Specific policies aimed at restructuring the Algerian media landscape, including social media, should also be a priority of the United Nations. Media restructuring would ideally be a subsection of wider economic restructuring, but is also important enough to warrant its own program. The United Nations must grapple with the fact that media ownership is directly related to the health of a democracy. Indeed, when media ownership is concentrated in only a few hands, it is much easier for a leader like Bouteflaki to maintain power, by incorporating those powerful businesspeople. The United Nations should support the division of major media outlets into a federalised model with ownership rooted in local communities. This process can be coordinated with new political institutions, and in accordance with international standards, in order to increase press freedom and access to proper reporting that boosts democratic participation. The United Nations will also need to have discussions about how it can interact with social media platforms, in order to ensure that they don’t have a negative impact on democratic expression in the country. This is likely to be an extended conversation, that needs to be had in more countries than Algeria, and will need regional and global solutions of which the country can be a part.
Finally, the United Nations should explore new forms of grassroots democracy, and support new kinds of political institutions that can either incorporate them, or build upon them. Indeed, the protest camps that are currently in Algeria shouldn’t only be a mechanism to agitate for political change, as they have been in recent months. They should also be used to draft policies and experiment with local governance, in a direct democratic model. Of course, it would be inappropriate for the United Nations to organise them in this way, in a top-down model. Rather, the UN should open itself to the possibility of a more grassroots democratic approach, expressed through the camps, and enable its creation after being proposed by the protesters themselves. While parliamentary institutions meet international standards, the UN would be innovative in recognising that new democratic forms may better match popular democratic aspirations.

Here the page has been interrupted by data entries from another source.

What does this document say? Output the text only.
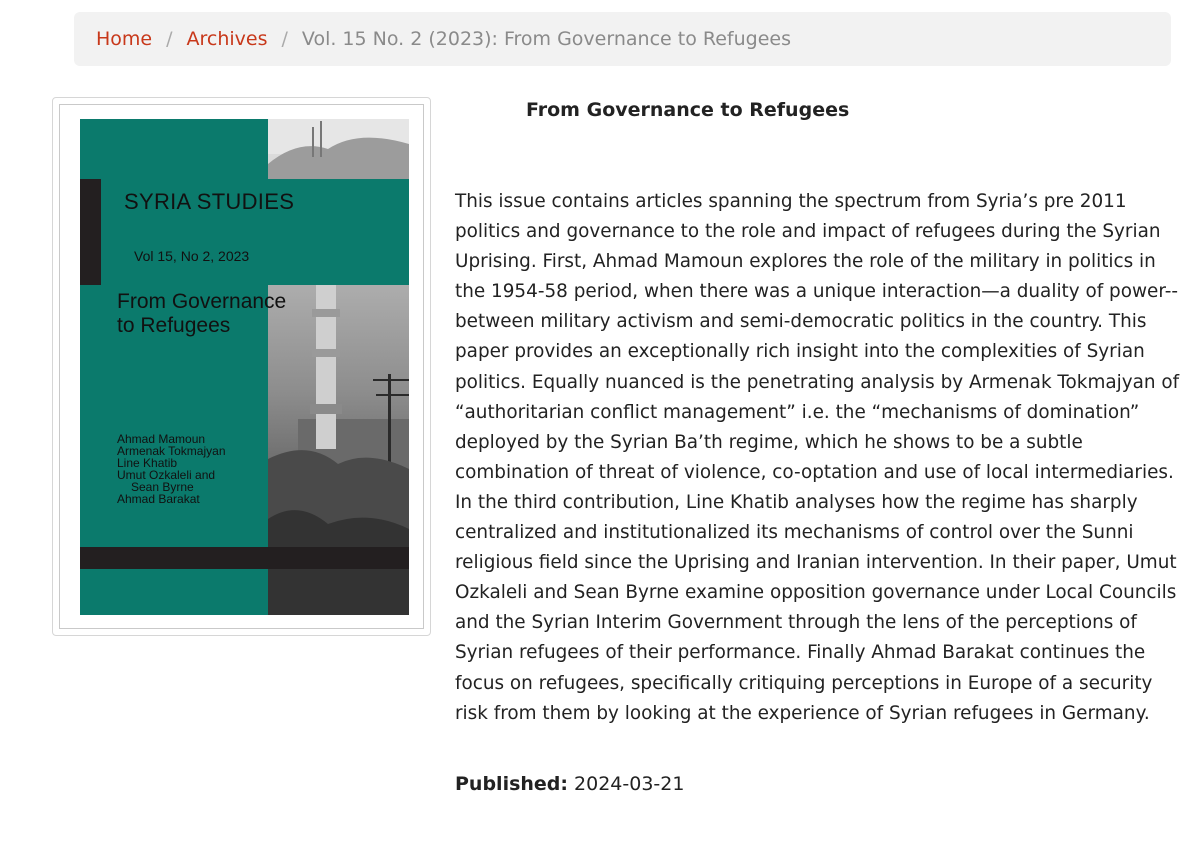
Home / Archives / Vol. 15 No. 2 (2023): From Governance to Refugees
SYRIA STUDIES
Vol 15, No 2, 2023
From Governance
to Refugees
Ahmad Mamoun
Armenak Tokmajyan
Line Khatib
Umut Ozkaleli and
Sean Byrne
Ahmad Barakat
From Governance to Refugees
This issue contains articles spanning the spectrum from Syria’s pre 2011 politics and governance to the role and impact of refugees during the Syrian Uprising. First, Ahmad Mamoun explores the role of the military in politics in the 1954-58 period, when there was a unique interaction—a duality of power--between military activism and semi-democratic politics in the country. This paper provides an exceptionally rich insight into the complexities of Syrian politics. Equally nuanced is the penetrating analysis by Armenak Tokmajyan of “authoritarian conflict management” i.e. the “mechanisms of domination” deployed by the Syrian Ba’th regime, which he shows to be a subtle combination of threat of violence, co-optation and use of local intermediaries. In the third contribution, Line Khatib analyses how the regime has sharply centralized and institutionalized its mechanisms of control over the Sunni religious field since the Uprising and Iranian intervention. In their paper, Umut Ozkaleli and Sean Byrne examine opposition governance under Local Councils and the Syrian Interim Government through the lens of the perceptions of Syrian refugees of their performance. Finally Ahmad Barakat continues the focus on refugees, specifically critiquing perceptions in Europe of a security risk from them by looking at the experience of Syrian refugees in Germany.
Published: 2024-03-21
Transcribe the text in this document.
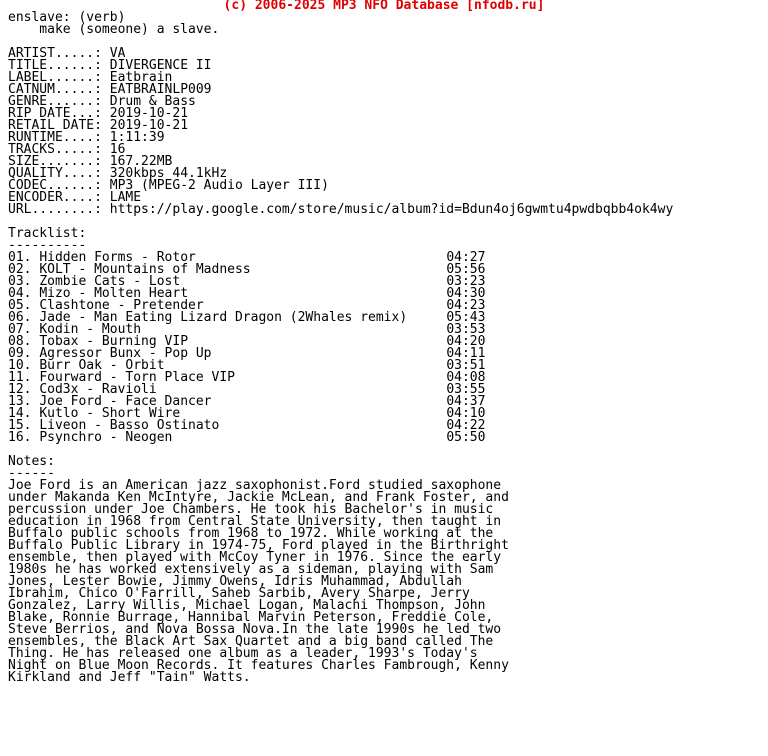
(c) 2006-2025 MP3 NFO Database [nfodb.ru]
enslave: (verb)
make (someone) a slave.

ARTIST.....: VA
TITLE......: DIVERGENCE II
LABEL......: Eatbrain
CATNUM.....: EATBRAINLP009
GENRE......: Drum & Bass
RIP DATE...: 2019-10-21
RETAIL DATE: 2019-10-21
RUNTIME....: 1:11:39
TRACKS.....: 16
SIZE.......: 167.22MB
QUALITY....: 320kbps 44.1kHz
CODEC......: MP3 (MPEG-2 Audio Layer III)
ENCODER....: LAME
URL........: https://play.google.com/store/music/album?id=Bdun4oj6gwmtu4pwdbqbb4ok4wy

Tracklist:
----------
01. Hidden Forms - Rotor	04:27
02. KOLT - Mountains of Madness	05:56
03. Zombie Cats - Lost	03:23
04. Mizo - Molten Heart	04:30
05. Clashtone - Pretender	04:23
06. Jade - Man Eating Lizard Dragon (2Whales remix)	05:43
07. Kodin - Mouth	03:53
08. Tobax - Burning VIP	04:20
09. Agressor Bunx - Pop Up	04:11
10. Burr Oak - Orbit	03:51
11. Fourward - Torn Place VIP	04:08
12. Cod3x - Ravioli	03:55
13. Joe Ford - Face Dancer	04:37
14. Kutlo - Short Wire	04:10
15. Liveon - Basso Ostinato	04:22
16. Psynchro - Neogen	05:50

Notes:
------
Joe Ford is an American jazz saxophonist.Ford studied saxophone
under Makanda Ken McIntyre, Jackie McLean, and Frank Foster, and
percussion under Joe Chambers. He took his Bachelor's in music
education in 1968 from Central State University, then taught in
Buffalo public schools from 1968 to 1972. While working at the
Buffalo Public Library in 1974-75, Ford played in the Birthright
ensemble, then played with McCoy Tyner in 1976. Since the early
1980s he has worked extensively as a sideman, playing with Sam
Jones, Lester Bowie, Jimmy Owens, Idris Muhammad, Abdullah
Ibrahim, Chico O'Farrill, Saheb Sarbib, Avery Sharpe, Jerry
Gonzalez, Larry Willis, Michael Logan, Malachi Thompson, John
Blake, Ronnie Burrage, Hannibal Marvin Peterson, Freddie Cole,
Steve Berrios, and Nova Bossa Nova.In the late 1990s he led two
ensembles, the Black Art Sax Quartet and a big band called The
Thing. He has released one album as a leader, 1993's Today's
Night on Blue Moon Records. It features Charles Fambrough, Kenny
Kirkland and Jeff "Tain" Watts.
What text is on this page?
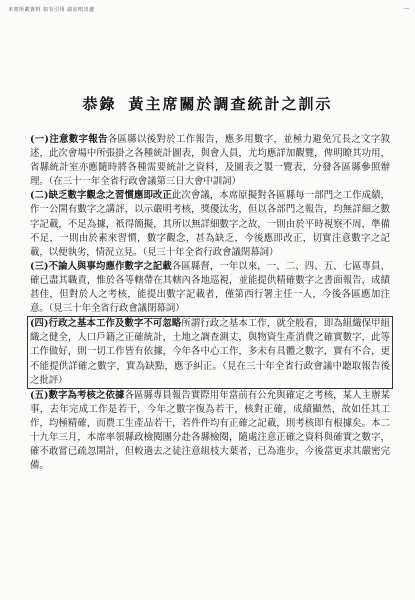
本書所載資料 如有引用 請註明出處	一
恭錄 黃主席關於調查統計之訓示

(一)注意數字報告各區縣以後對於工作報告，應多用數字，並極力避免冗長之文字敘述，此次會場中所張掛之各種統計圖表，與會人員，尤均應詳加觀覽，俾明瞭其功用，省縣統計室亦應隨時將各種需要統計之資料，及圖表之製一覽表，分發各區縣參照辦理。（在三十一年全省行政會議第三日大會中訓詞）

(二)缺乏數字觀念之習慣應即改正此次會議，本席原擬對各區縣每一部門之工作成績，作一公開有數字之講評，以示嚴明考核，獎優汰劣，但以各部門之報告，均無詳細之數字記載，不足為據，祇得簡擬，其所以無詳細數字之故，一則由於平時視察不周，準備不足，一則由於素來習慣，數字觀念，甚為缺乏，今後應即改正，切實注意數字之記載，以便執劣，情況立見。（見三十年全省行政會議閉幕詞）

(三)不論人與事均應作數字之記載各區縣督，一年以來，一、二、四、五、七區專員，確已盡其職責，惟於各等轄帶在其轄內各地巡視，並能提供精確數字之書面報告，成績甚佳，但對於人之考核，能提出數字記載者，僅第西行署主任一人，今後各區應加注意。（見三十年全省行政會議閉幕詞）

(四)行政之基本工作及數字不可忽略所謂行政之基本工作，就全般看，即為組織保甲組織之健全，人口戶籍之正確統計，土地之調查測丈，與物資生產消費之確實數字，此等工作做好，則一切工作皆有依據，今年各中心工作，多未有具體之數字，實有不合，更不能提供詳確之數字，實為缺點，應予糾正。（見在三十年全省行政會議中聽取報告後之批評）

(五)數字為考核之依據各區縣專員報告實際用年當前有公允與確定之考核，某人主辦某事，去年完成工作是若干，今年之數字復為若干，核對正確，成績顯然，故如任其工作，均極精確，而農工生產品若干，若件件均有正確之記載，則考核即有根據矣。本二十九年三月，本席率領縣政檢閱團分赴各縣檢閱，隨處注意正確之資料與確實之數字，確不敢嘗已疏忽開計，但較過去之徒注意組枝大葉者，已為進步，今後當更求其嚴密完備。
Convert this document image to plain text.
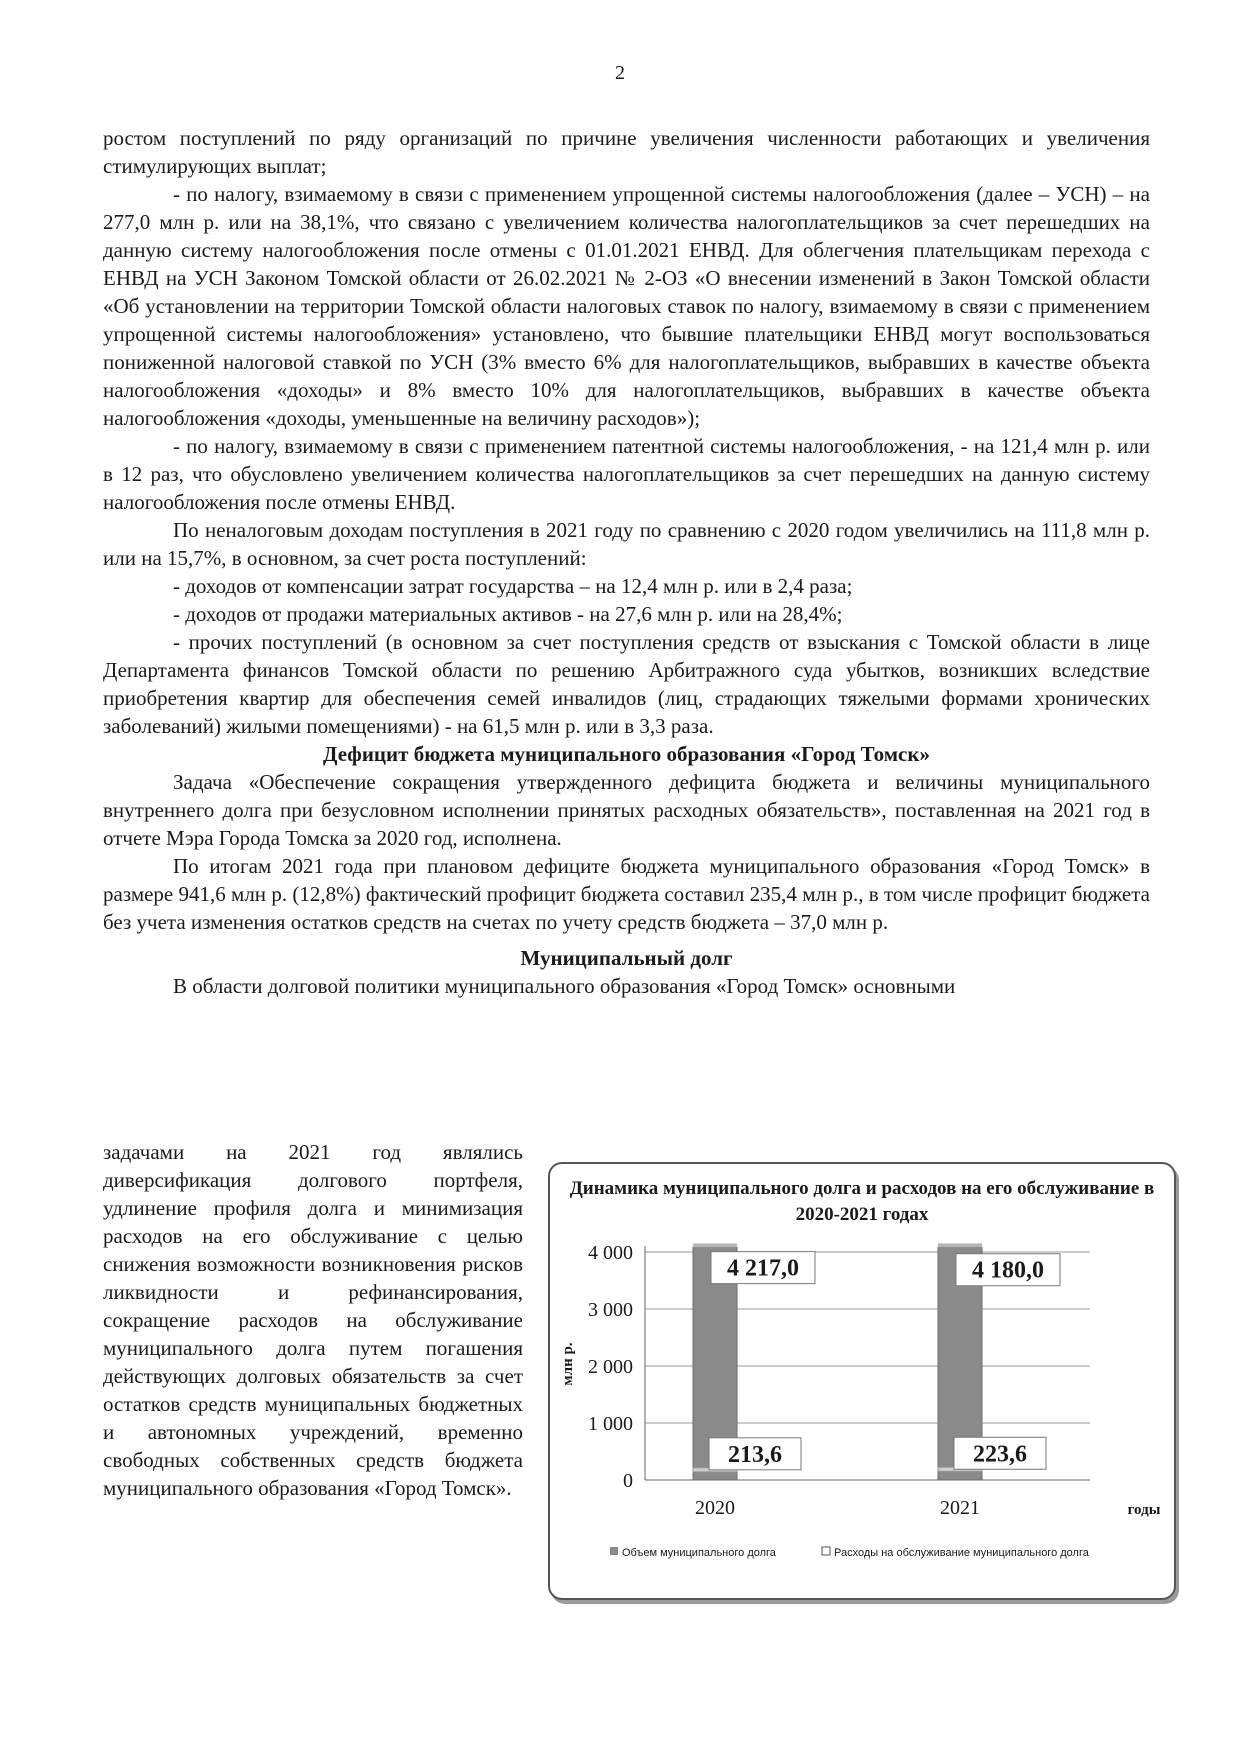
2

ростом поступлений по ряду организаций по причине увеличения численности работающих и увеличения стимулирующих выплат;

- по налогу, взимаемому в связи с применением упрощенной системы налогообложения (далее – УСН) – на 277,0 млн р. или на 38,1%, что связано с увеличением количества налогоплательщиков за счет перешедших на данную систему налогообложения после отмены с 01.01.2021 ЕНВД. Для облегчения плательщикам перехода с ЕНВД на УСН Законом Томской области от 26.02.2021 № 2-ОЗ «О внесении изменений в Закон Томской области «Об установлении на территории Томской области налоговых ставок по налогу, взимаемому в связи с применением упрощенной системы налогообложения» установлено, что бывшие плательщики ЕНВД могут воспользоваться пониженной налоговой ставкой по УСН (3% вместо 6% для налогоплательщиков, выбравших в качестве объекта налогообложения «доходы» и 8% вместо 10% для налогоплательщиков, выбравших в качестве объекта налогообложения «доходы, уменьшенные на величину расходов»);

- по налогу, взимаемому в связи с применением патентной системы налогообложения, - на 121,4 млн р. или в 12 раз, что обусловлено увеличением количества налогоплательщиков за счет перешедших на данную систему налогообложения после отмены ЕНВД.

По неналоговым доходам поступления в 2021 году по сравнению с 2020 годом увеличились на 111,8 млн р. или на 15,7%, в основном, за счет роста поступлений:

- доходов от компенсации затрат государства – на 12,4 млн р. или в 2,4 раза;

- доходов от продажи материальных активов - на 27,6 млн р. или на 28,4%;

- прочих поступлений (в основном за счет поступления средств от взыскания с Томской области в лице Департамента финансов Томской области по решению Арбитражного суда убытков, возникших вследствие приобретения квартир для обеспечения семей инвалидов (лиц, страдающих тяжелыми формами хронических заболеваний) жилыми помещениями) - на 61,5 млн р. или в 3,3 раза.

Дефицит бюджета муниципального образования «Город Томск»

Задача «Обеспечение сокращения утвержденного дефицита бюджета и величины муниципального внутреннего долга при безусловном исполнении принятых расходных обязательств», поставленная на 2021 год в отчете Мэра Города Томска за 2020 год, исполнена.

По итогам 2021 года при плановом дефиците бюджета муниципального образования «Город Томск» в размере 941,6 млн р. (12,8%) фактический профицит бюджета составил 235,4 млн р., в том числе профицит бюджета без учета изменения остатков средств на счетах по учету средств бюджета – 37,0 млн р.

Муниципальный долг

В области долговой политики муниципального образования «Город Томск» основными

задачами на 2021 год являлись диверсификация долгового портфеля, удлинение профиля долга и минимизация расходов на его обслуживание с целью снижения возможности возникновения рисков ликвидности и рефинансирования, сокращение расходов на обслуживание муниципального долга путем погашения действующих долговых обязательств за счет остатков средств муниципальных бюджетных и автономных учреждений, временно свободных собственных средств бюджета муниципального образования «Город Томск».
Динамика муниципального долга и расходов на его обслуживание в 2020-2021 годах
0
1 000
2 000
3 000
4 000
млн р.
4 217,0
213,6
2020
4 180,0
223,6
2021	годы
Объем муниципального долга	Расходы на обслуживание муниципального долга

While the United Nations has been correct to pursue a number of different mechanisms for democratising Algeria, in accordance with international standards, it must be bolder to demand new approaches, as well. These include approaches that can deal with economic restructuring of the country, which is as important to the long-term health of its democracy, and in isolating elements of the former regime, as with elections and other features of liberal parliamentary democracy. The United Nations should accompany this with a specific program at creating new media institutions, as part of a regional plan that curbs the use of media in all its forms (including social media) to curb dissent and minimise democratic participation. The UN is obligated to do this as part of its wider push to encourage a new political process, in Algeria, that is more pluralistic and inclusive. Ultimately, this could mean even deepening parliamentary democracy with new frameworks of direct democracy, with the protest camps being one manifestation of them. The UN will need to continue interacting with local actors, over time, and be open to dynamic new changes as the political situation in Algiera, along with the wider region, continues to evolve.